Woody’s Group, Inc. v. City of Newport Beach, 2015 WL 367448 (Cal. App.), involved approval by the City’s planning commission of plaintiff’s changes to its restaurant, including a covered outdoor patio, inside dancing and extended opening hours on weekends. The restaurant was located in a “trendy marine area that includes a number of restaurants.” City Councilor Mike Henn filed an “official request to appeal” by email to the city clerk, citing his “strong belief” that the approval was inconsistent with the character of the area and in violation of the city’s plan. The appeal did not meet the requirements of the city code and was not accompanied by an appeal fee (which in this case would have been $4100). At the next Council meeting, the Council heard testimony in support of a council-initiated appeal and decided to take up the matter in conjunction with a tree removal permit which was part of the same application.
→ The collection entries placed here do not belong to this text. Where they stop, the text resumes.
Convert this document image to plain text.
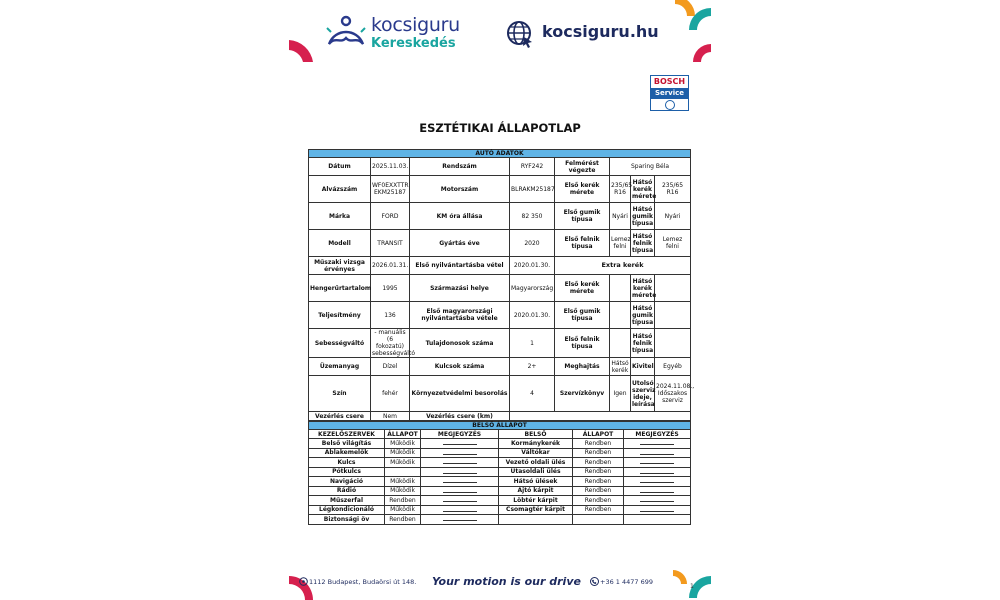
kocsiguru
Kereskedés
kocsiguru.hu
BOSCH
Service
ESZTÉTIKAI ÁLLAPOTLAP
AUTÓ ADATOK							
Dátum	2025.11.03.	Rendszám	RYF242	Felmérést végezte	Sparing Béla		
Alvázszám	WF0EXXTTR EKM25187	Motorszám	BLRAKM25187	Első kerék mérete	235/65 R16	Hátsó kerék mérete	235/65 R16
Márka	FORD	KM óra állása	82 350	Első gumik típusa	Nyári	Hátsó gumik típusa	Nyári
Modell	TRANSIT	Gyártás éve	2020	Első felnik típusa	Lemez felni	Hátsó felnik típusa	Lemez felni
Műszaki vizsga érvényes	2026.01.31.	Első nyilvántartásba vétel	2020.01.30.	Extra kerék			
Hengerűrtartalom	1995	Származási helye	Magyarország	Első kerék mérete		Hátsó kerék mérete	
Teljesítmény	136	Első magyarországi nyilvántartásba vétele	2020.01.30.	Első gumik típusa		Hátsó gumik típusa	
Sebességváltó	- manuális (6 fokozatú) sebességváltó	Tulajdonosok száma	1	Első felnik típusa		Hátsó felnik típusa	
Üzemanyag	Dízel	Kulcsok száma	2+	Meghajtás	Hátsó kerék	Kivitel	Egyéb
Szín	fehér	Környezetvédelmi besorolás	4	Szervízkönyv	Igen	Utolsó szerviz ideje, leírása	2024.11.08., Időszakos szerviz
Vezérlés csere	Nem	Vezérlés csere (km)					
BELSŐ ÁLLAPOT					
KEZELŐSZERVEK	ÁLLAPOT	MEGJEGYZÉS	BELSŐ	ÁLLAPOT	MEGJEGYZÉS
Belső világítás	Működik		Kormánykerék	Rendben	
Ablakemelők	Működik		Váltókar	Rendben	
Kulcs	Működik		Vezető oldali ülés	Rendben	
Pótkulcs			Utasoldali ülés	Rendben	
Navigáció	Működik		Hátsó ülések	Rendben	
Rádió	Működik		Ajtó kárpit	Rendben	
Műszerfal	Rendben		Löbtér kárpit	Rendben	
Légkondicionáló	Működik		Csomagtér kárpit	Rendben	
Biztonsági öv	Rendben				
1112 Budapest, Budaörsi út 148. Your motion is our drive	+36 1 4477 699
1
At the appeal hearing, Councilor Henn presented a cogent and prepared argument and the city council reversed the grant of the application, notwithstanding the arguments of plaintiff’s counsel that the council had no authority to hear the appeal and that Henn was biased in such a way as to void the Council decision. In its final order, the Council asserted a “longstanding policy” that allowed council members to seek review of planning commission decisions, which it had invoked on eleven previous occasions.
When plaintiff sought an administrative mandate to challenge the denial, the city responded with a cross-complaint for a preliminary injunction, which the trial court granted while denying the administrative mandate. That court took no action to a civil rights damage claim filed in response to the preliminary injunction claim.